When the cube and things together

Are equal to some discrete number

Find two other numbers differing in this one.

Then you will keep this as a habit

That their product should always be equal

Exactly to the cube of a third of the things. 

The remainder then as a general rule

Of their cube roots subtracted

Will be equal to your principal thing

In the second of these acts,

When the cube remains alone,

You will observe these other agreements.

You will at once divide the number into two parts

So that the one times the other produces clearly

The cube of the third of the things exactly.

Then of these two parts, as a habitual rule,

You will take the cube roots added together,

And this sum will be your thought.

The third of these calculations of ours

Is solved with the second if you take good care,

As in their nature they are almost matched.

These things I found, and not with sluggish steps

In the year one thousand five hundred, four and thirty.

With foundations strong and sturdy,

In the city girdled by the sea. 

The poem helped Cardarno solve the particular equation: 

x3 + bx + c = 0

Successfully solving this equation led him to solving: 

X3 + ax2 + c = 0

Gerolamo And Tartaglia Fall Out

With the further assistance of Ludovico Ferrari, his student and secretary, who found his own solutions for these equations; Cardano was able to create the Artis Magna, Sive de Regulis Algebraicis Liber Unusa Book One, (The Great Art, or The Rules of Algebra). Written in 1545, this book is now considered as one of the great scientific treatises of algebra.
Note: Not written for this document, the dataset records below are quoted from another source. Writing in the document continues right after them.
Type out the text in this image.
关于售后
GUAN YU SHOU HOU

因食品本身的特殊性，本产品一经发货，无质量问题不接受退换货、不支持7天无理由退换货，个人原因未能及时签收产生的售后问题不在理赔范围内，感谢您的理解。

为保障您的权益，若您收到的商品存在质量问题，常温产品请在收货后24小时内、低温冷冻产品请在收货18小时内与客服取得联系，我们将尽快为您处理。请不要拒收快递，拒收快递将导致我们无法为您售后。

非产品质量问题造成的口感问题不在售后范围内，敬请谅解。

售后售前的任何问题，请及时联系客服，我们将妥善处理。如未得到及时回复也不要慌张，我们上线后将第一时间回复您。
He combines the work of Ferrari, Tartaglia, and himself to create this book and gives credit in his book to both Ferrari and Tartaglia within its Introduction. The Artis Magna helped to propel Cardano’s reputation as one of the leading mathematicians of his time.
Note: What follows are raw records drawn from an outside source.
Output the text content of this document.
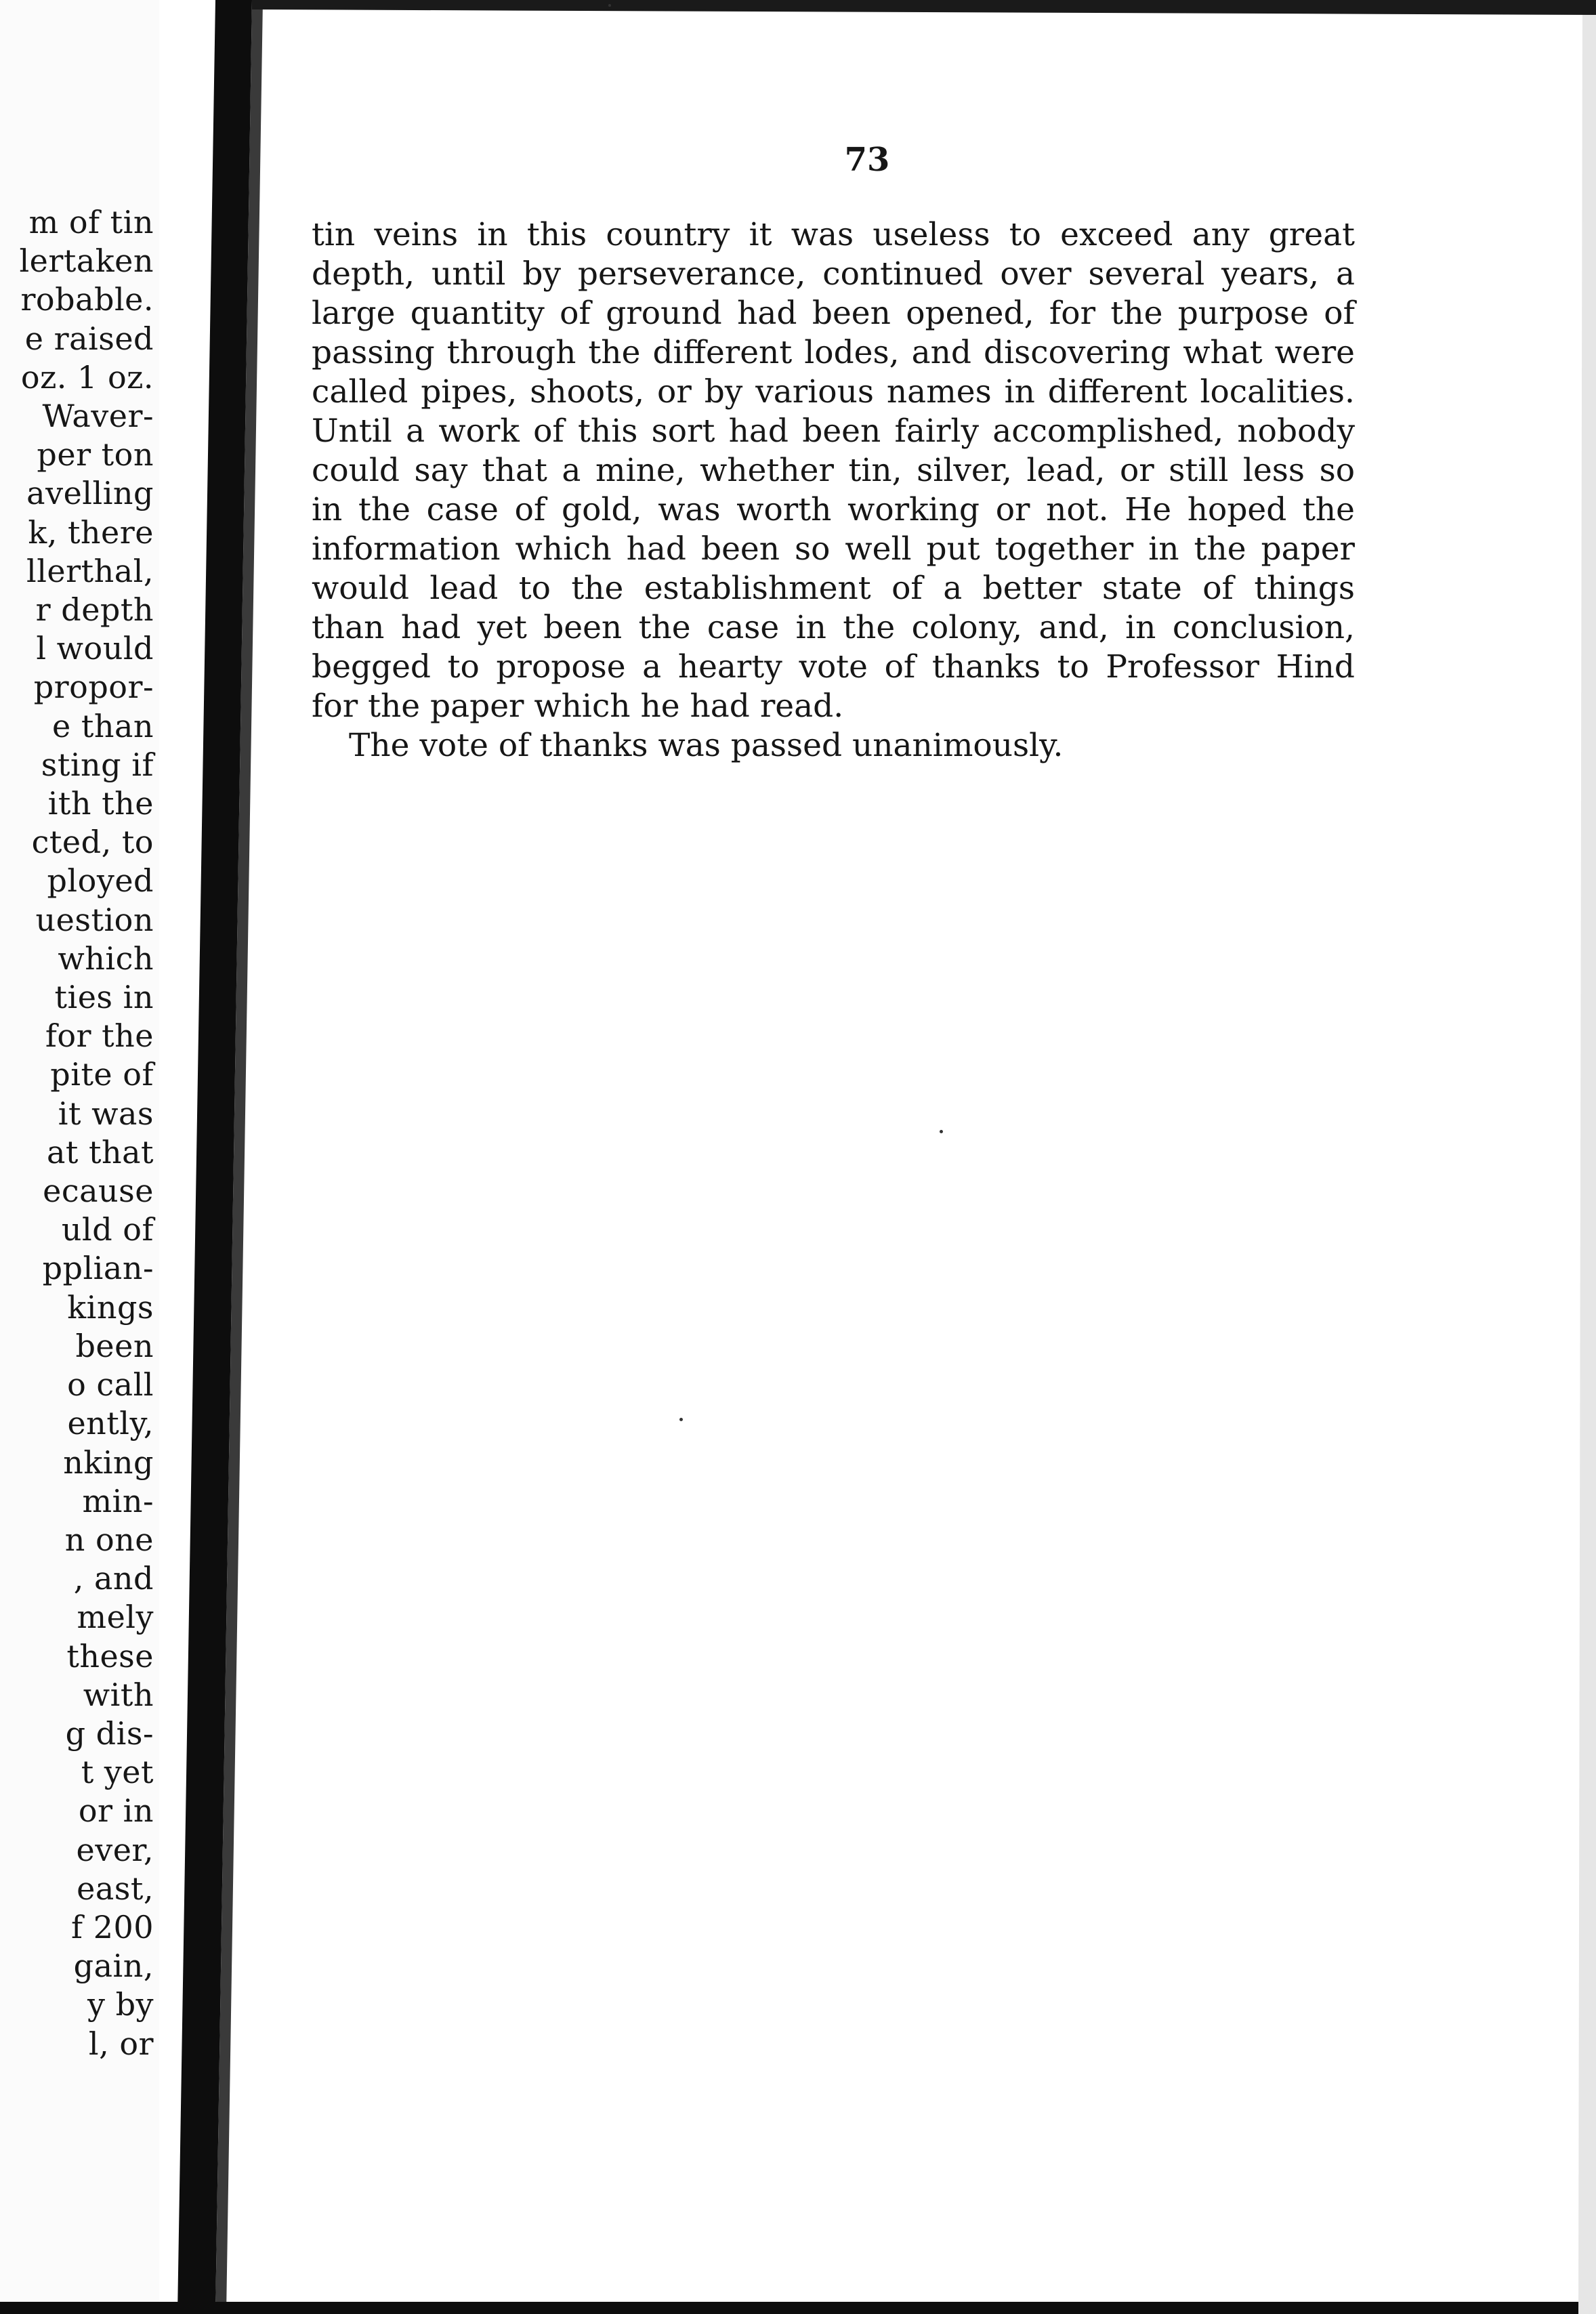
m of tin
lertaken
robable.
e raised
oz. 1 oz.
Waver-
per ton
avelling
k, there
llerthal,
r depth
l would
propor-
e than
sting if
ith the
cted, to
ployed
uestion
which
ties in
for the
pite of
it was
at that
ecause
uld of
pplian-
kings
been
o call
ently,
nking
min-
n one
, and
mely
these
with
g dis-
t yet
or in
ever,
east,
f 200
gain,
y by
l, or
73
tin veins in this country it was useless to exceed any great
depth, until by perseverance, continued over several years, a
large quantity of ground had been opened, for the purpose of
passing through the different lodes, and discovering what were
called pipes, shoots, or by various names in different localities.
Until a work of this sort had been fairly accomplished, nobody
could say that a mine, whether tin, silver, lead, or still less so
in the case of gold, was worth working or not. He hoped the
information which had been so well put together in the paper
would lead to the establishment of a better state of things
than had yet been the case in the colony, and, in conclusion,
begged to propose a hearty vote of thanks to Professor Hind
for the paper which he had read.
The vote of thanks was passed unanimously.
Unfortunately, Tartaglia, despite this nod to his work, felt betrayed by Gerolamo for revealing his solution to these cubic and quadratic equations; and he started an ongoing feud with Gerolamo for years. He published a book in 1546 harshly criticizing Cardano for this betrayal. 

Years later he entered a public mathematician contest in Milan, challenging Ferrari to a grueling intellectual duel where he ended up dropping out and fleeing the city. Ferrari won by default and Tartaglia was publicly humiliated and became essentially unemployable. Even though their feud was never resolved; today, most mathematicians would give credit to all three: Cardano, Ferrari, and Tartaglia for being the main minds behind solving these quadratic and cubic equations. 

Gerolamo’s Personal Tragedies

A page out of Ars Magna, written by Gerolamo Cardano in 1545, via the Mathematical Association of America

A year after he created Ars Magna, his wife dies. He ends up outliving his eldest son, Giovanni, who was executed after he was found guilty for poisoning his wife.  Cardano, unfortunately, continues his sadness for the rest of his life. His other son, Aldo, also ends up living nefariously and follows in his early footsteps as a gambler. Unlike his father, most of Aldo’s dealings in gambling were poor and he dealt with a lot of unscrupulous characters. Cardano’s interest in astrology also gets him in trouble with the law of the time. He is sent to jail for the crime of heresy, but ends up leaving not too long after he was thrown in.  

Though his reputation took a dive after he went to jail; when he was found not-guilty and forgiven by the Pope, his reputation rebounded.  Before he died, he wrote 230 books, published 138 of them that covered an array of fields including: math, medicine, physics, biology, chemistry, astronomy, astrology, and even gambling. His book Liber de Ludo Aleae (Book of Games of Chance), is the first book that contains the systemic treatment of probability in throwing dice. He died in 1576. He was trying to prove that he could predict his exact time and date of death and he solidified his prediction through suicide. 

Though his personality as a cantankerous, ill mannered, and sad man didn’t do him any favors for most of his personal life, most mathematicians would attribute his work in the Artis Magna to be the foundations of algebra.